Infine si esprime sulle possibilità riguardo ad una vaccinazione efficace:
“Sono tre i possibili sviluppi. Partiamo dal primo, quello più favorevole: il virus si potrebbe gradualmente attenuare in modo naturale; ma è un’ipotesi in cui non credo molto. Il secondo scenario è quello in cui noi riusciamo a mettere a punto una terapia farmacologica che risulti efficace sulla stragrande maggioranza dei pazienti. Sono in corso innumerevoli trials clinici che stanno testando una serie di molecole; con ogni probabilità nell’arco dei prossimi mesi si riusciranno ad individuare le migliori opzioni farmacologiche per contenere il numero di decessi da Covid-19. Terza opzione: il vaccino, la soluzione radicale che ripristinerebbe effettivamente la normalità.

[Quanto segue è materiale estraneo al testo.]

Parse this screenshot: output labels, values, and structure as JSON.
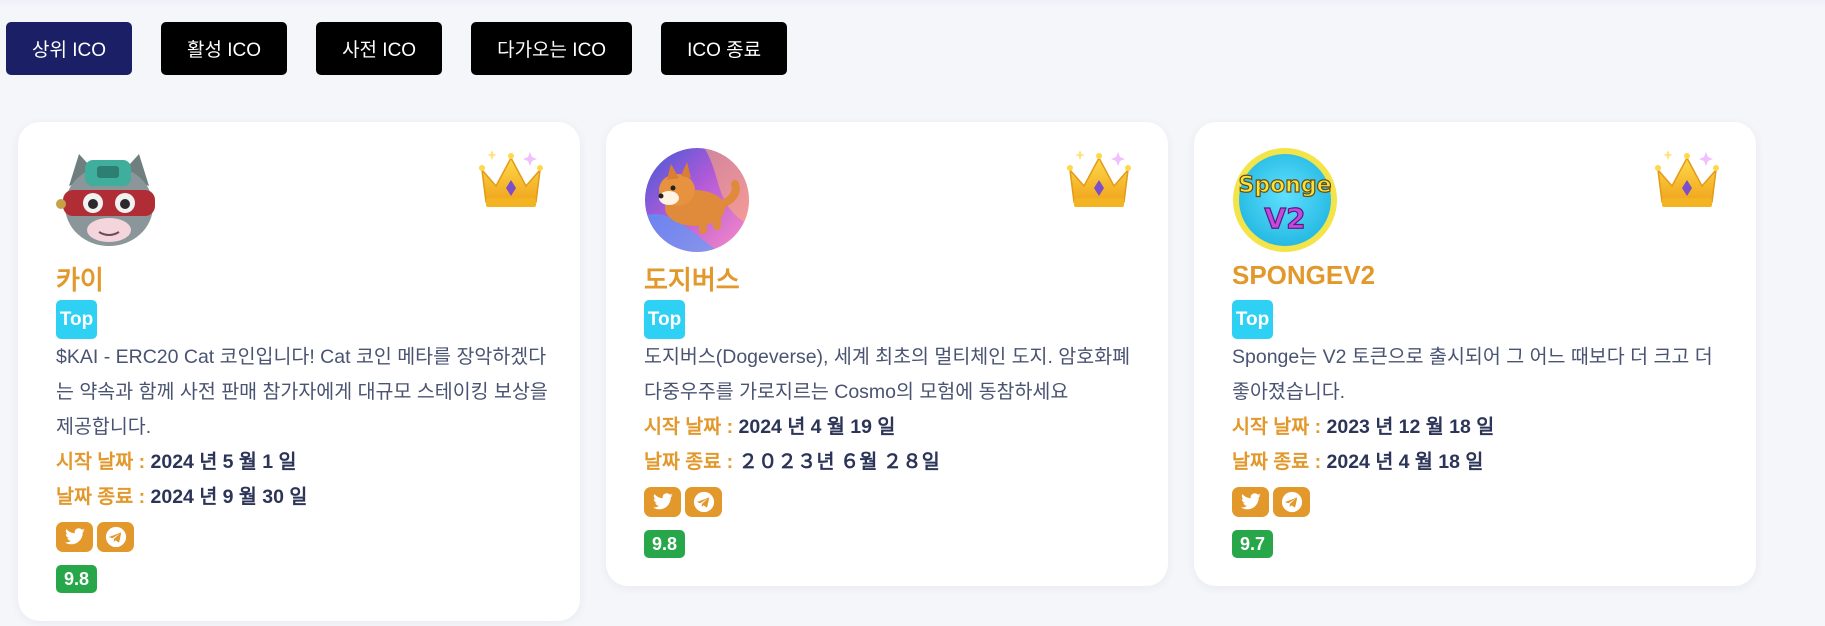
{
  "tabs": [
    {
      "label": "상위 ICO",
      "active": true
    },
    {
      "label": "활성 ICO",
      "active": false
    },
    {
      "label": "사전 ICO",
      "active": false
    },
    {
      "label": "다가오는 ICO",
      "active": false
    },
    {
      "label": "ICO 종료",
      "active": false
    }
  ],
  "colors": {
    "accent": "#e2982b",
    "active_tab": "#1b1f66",
    "tab": "#000000",
    "top_badge": "#2ed0f3",
    "score": "#27a74a",
    "value_text": "#2c3557"
  },
  "cards": [
    {
      "name": "카이",
      "badge": "Top",
      "description": "$KAI - ERC20 Cat 코인입니다! Cat 코인 메타를 장악하겠다는 약속과 함께 사전 판매 참가자에게 대규모 스테이킹 보상을 제공합니다.",
      "start_label": "시작 날짜 :",
      "start_value": "2024 년 5 월 1 일",
      "end_label": "날짜 종료 :",
      "end_value": "2024 년 9 월 30 일",
      "score": "9.8",
      "logo_icon": "cat-robot-logo-icon",
      "crown_icon": "crown-icon"
    },
    {
      "name": "도지버스",
      "badge": "Top",
      "description": "도지버스(Dogeverse), 세계 최초의 멀티체인 도지. 암호화폐 다중우주를 가로지르는 Cosmo의 모험에 동참하세요",
      "start_label": "시작 날짜 :",
      "start_value": "2024 년 4 월 19 일",
      "end_label": "날짜 종료 :",
      "end_value": "２０２３년 ６월 ２８일",
      "score": "9.8",
      "logo_icon": "shiba-dog-logo-icon",
      "crown_icon": "crown-icon"
    },
    {
      "name": "SPONGEV2",
      "badge": "Top",
      "description": "Sponge는 V2 토큰으로 출시되어 그 어느 때보다 더 크고 더 좋아졌습니다.",
      "start_label": "시작 날짜 :",
      "start_value": "2023 년 12 월 18 일",
      "end_label": "날짜 종료 :",
      "end_value": "2024 년 4 월 18 일",
      "score": "9.7",
      "logo_icon": "sponge-v2-logo-icon",
      "logo_text_top": "Sponge",
      "logo_text_bottom": "V2",
      "crown_icon": "crown-icon"
    }
  ]
}
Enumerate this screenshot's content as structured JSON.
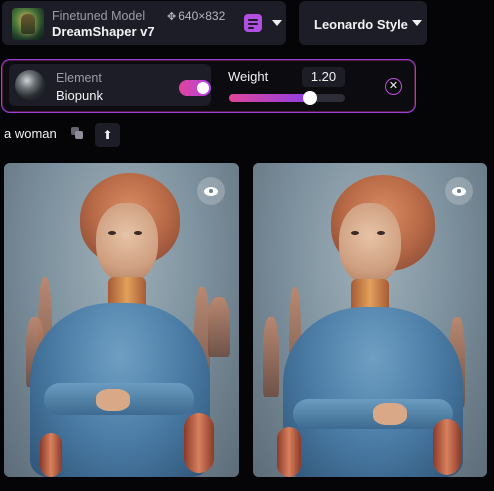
{
  "model": {
    "kind_label": "Finetuned Model",
    "name": "DreamShaper v7",
    "resolution": "640×832",
    "resolution_icon": "move-arrows-icon",
    "layers_icon": "layers-icon",
    "dropdown_icon": "caret-down-icon"
  },
  "style": {
    "label": "Leonardo Style",
    "dropdown_icon": "caret-down-icon"
  },
  "element": {
    "title": "Element",
    "name": "Biopunk",
    "enabled": true,
    "weight_label": "Weight",
    "weight_value": "1.20",
    "slider_fraction": 0.7,
    "remove_icon": "close-icon"
  },
  "prompt": {
    "text": "a woman",
    "copy_icon": "copy-icon",
    "upload_icon": "arrow-up-icon"
  },
  "images": [
    {
      "label": "generated-image-1",
      "view_icon": "eye-icon"
    },
    {
      "label": "generated-image-2",
      "view_icon": "eye-icon"
    }
  ],
  "colors": {
    "background": "#050507",
    "card": "#1c1d26",
    "accent_pink": "#e0449a",
    "accent_purple": "#b342e6"
  }
}
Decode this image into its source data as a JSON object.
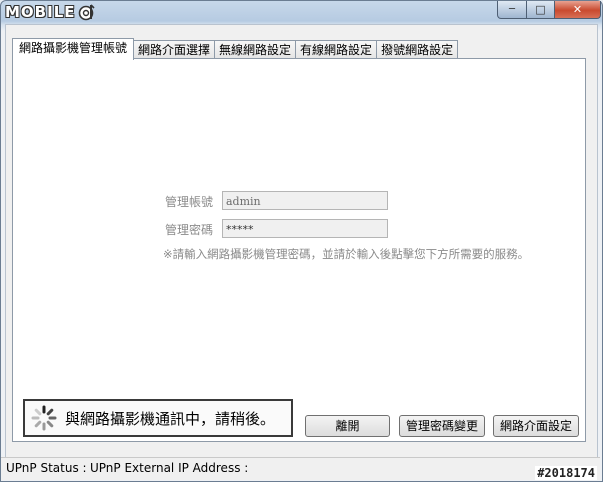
{
  "window": {
    "brand_text": "MOBILE",
    "brand_icon": "mobile01-logo-icon",
    "controls": {
      "minimize": "─",
      "maximize": "□",
      "close": "✕"
    }
  },
  "tabs": [
    {
      "label": "網路攝影機管理帳號",
      "active": true
    },
    {
      "label": "網路介面選擇",
      "active": false
    },
    {
      "label": "無線網路設定",
      "active": false
    },
    {
      "label": "有線網路設定",
      "active": false
    },
    {
      "label": "撥號網路設定",
      "active": false
    }
  ],
  "form": {
    "account_label": "管理帳號",
    "account_value": "admin",
    "password_label": "管理密碼",
    "password_value": "*****",
    "note": "※請輸入網路攝影機管理密碼，並請於輸入後點擊您下方所需要的服務。"
  },
  "status_message": "與網路攝影機通訊中，請稍後。",
  "buttons": {
    "leave": "離開",
    "change_password": "管理密碼變更",
    "interface_settings": "網路介面設定"
  },
  "statusbar": {
    "upnp_status": "UPnP Status :",
    "external_ip": "UPnP External IP Address :"
  },
  "watermark": "#2018174",
  "colors": {
    "close_button": "#c94a2f",
    "titlebar": "#b6cbe2"
  }
}
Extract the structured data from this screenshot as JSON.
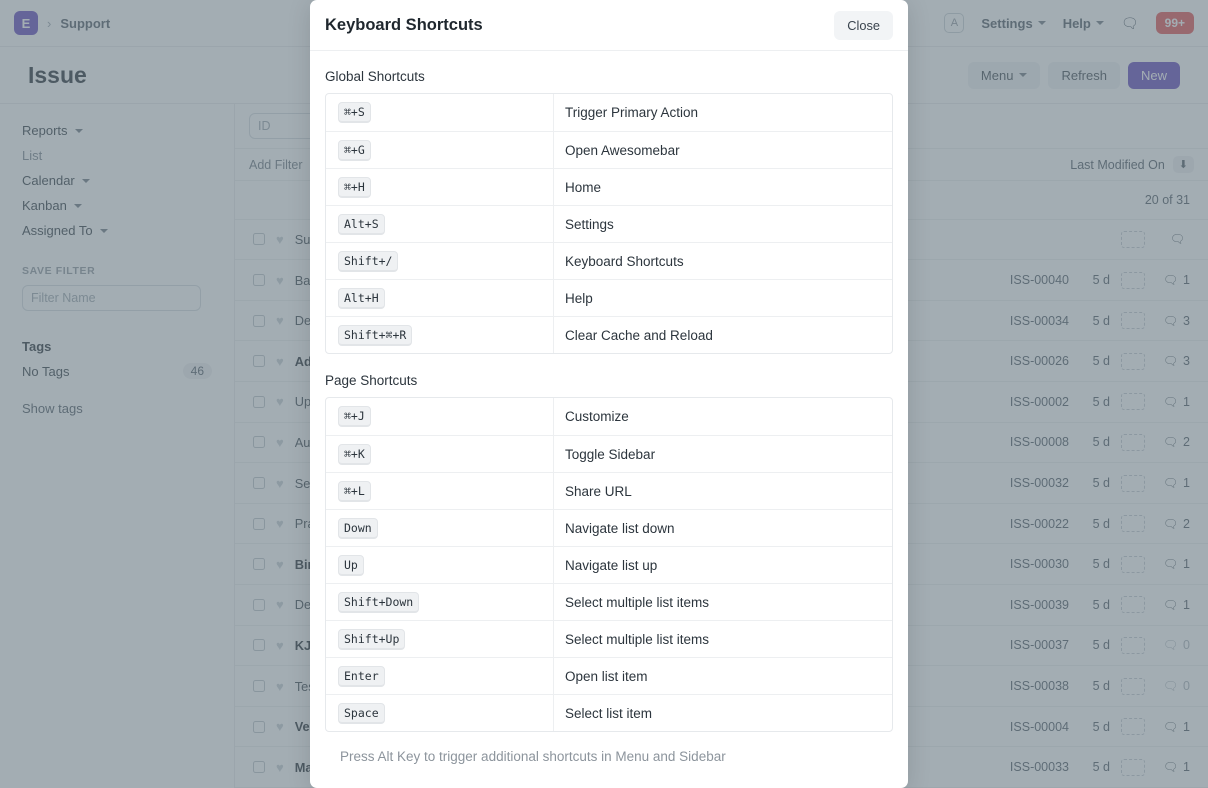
{
  "navbar": {
    "logo_letter": "E",
    "breadcrumb": "Support",
    "avatar_letter": "A",
    "settings_label": "Settings",
    "help_label": "Help",
    "notifications_badge": "99+"
  },
  "page": {
    "title": "Issue",
    "menu_label": "Menu",
    "refresh_label": "Refresh",
    "new_label": "New"
  },
  "sidebar": {
    "items": [
      {
        "label": "Reports",
        "caret": true,
        "muted": false
      },
      {
        "label": "List",
        "caret": false,
        "muted": true
      },
      {
        "label": "Calendar",
        "caret": true,
        "muted": false
      },
      {
        "label": "Kanban",
        "caret": true,
        "muted": false
      },
      {
        "label": "Assigned To",
        "caret": true,
        "muted": false
      }
    ],
    "save_filter_label": "SAVE FILTER",
    "filter_name_placeholder": "Filter Name",
    "tags_title": "Tags",
    "no_tags_label": "No Tags",
    "no_tags_count": "46",
    "show_tags_label": "Show tags"
  },
  "listview": {
    "id_placeholder": "ID",
    "add_filter_label": "Add Filter",
    "sort_label": "Last Modified On",
    "sort_direction_icon": "arrow-down-icon",
    "count_label": "20 of 31",
    "rows": [
      {
        "title": "Sub",
        "id": "",
        "age": "",
        "comments": "",
        "bold": false
      },
      {
        "title": "Bas",
        "id": "ISS-00040",
        "age": "5 d",
        "comments": "1",
        "bold": false
      },
      {
        "title": "Del",
        "id": "ISS-00034",
        "age": "5 d",
        "comments": "3",
        "bold": false
      },
      {
        "title": "Adm",
        "id": "ISS-00026",
        "age": "5 d",
        "comments": "3",
        "bold": true
      },
      {
        "title": "Upd",
        "id": "ISS-00002",
        "age": "5 d",
        "comments": "1",
        "bold": false
      },
      {
        "title": "Aut",
        "id": "ISS-00008",
        "age": "5 d",
        "comments": "2",
        "bold": false
      },
      {
        "title": "Sec",
        "id": "ISS-00032",
        "age": "5 d",
        "comments": "1",
        "bold": false
      },
      {
        "title": "Pra",
        "id": "ISS-00022",
        "age": "5 d",
        "comments": "2",
        "bold": false
      },
      {
        "title": "Birt",
        "id": "ISS-00030",
        "age": "5 d",
        "comments": "1",
        "bold": true
      },
      {
        "title": "Del",
        "id": "ISS-00039",
        "age": "5 d",
        "comments": "1",
        "bold": false
      },
      {
        "title": "KJH",
        "id": "ISS-00037",
        "age": "5 d",
        "comments": "0",
        "bold": true
      },
      {
        "title": "Tes",
        "id": "ISS-00038",
        "age": "5 d",
        "comments": "0",
        "bold": false
      },
      {
        "title": "Ver",
        "id": "ISS-00004",
        "age": "5 d",
        "comments": "1",
        "bold": true
      },
      {
        "title": "Mai",
        "id": "ISS-00033",
        "age": "5 d",
        "comments": "1",
        "bold": true
      }
    ]
  },
  "modal": {
    "title": "Keyboard Shortcuts",
    "close_label": "Close",
    "global_section_title": "Global Shortcuts",
    "page_section_title": "Page Shortcuts",
    "footer_note": "Press Alt Key to trigger additional shortcuts in Menu and Sidebar",
    "global_shortcuts": [
      {
        "keys": "⌘+S",
        "description": "Trigger Primary Action"
      },
      {
        "keys": "⌘+G",
        "description": "Open Awesomebar"
      },
      {
        "keys": "⌘+H",
        "description": "Home"
      },
      {
        "keys": "Alt+S",
        "description": "Settings"
      },
      {
        "keys": "Shift+/",
        "description": "Keyboard Shortcuts"
      },
      {
        "keys": "Alt+H",
        "description": "Help"
      },
      {
        "keys": "Shift+⌘+R",
        "description": "Clear Cache and Reload"
      }
    ],
    "page_shortcuts": [
      {
        "keys": "⌘+J",
        "description": "Customize"
      },
      {
        "keys": "⌘+K",
        "description": "Toggle Sidebar"
      },
      {
        "keys": "⌘+L",
        "description": "Share URL"
      },
      {
        "keys": "Down",
        "description": "Navigate list down"
      },
      {
        "keys": "Up",
        "description": "Navigate list up"
      },
      {
        "keys": "Shift+Down",
        "description": "Select multiple list items"
      },
      {
        "keys": "Shift+Up",
        "description": "Select multiple list items"
      },
      {
        "keys": "Enter",
        "description": "Open list item"
      },
      {
        "keys": "Space",
        "description": "Select list item"
      }
    ]
  },
  "colors": {
    "brand": "#5e43ba",
    "danger": "#e24c4c",
    "overlay": "rgba(107,122,133,0.62)"
  }
}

Sappiamo però che per poter testare un vaccino, dai modelli animali alle tre fasi di sperimentazione nell’umano, ci vogliono di solito dai dodici ai diciotto mesi. Bisogna dimostrare che funzioni sull’uomo e che sia sicuro. E poi produrne una quantità sufficiente per soddisfare l’esigenza della popolazione. Nelle stime più ottimistiche parliamo di un anno. Tempi tecnici difficili da accorciare.”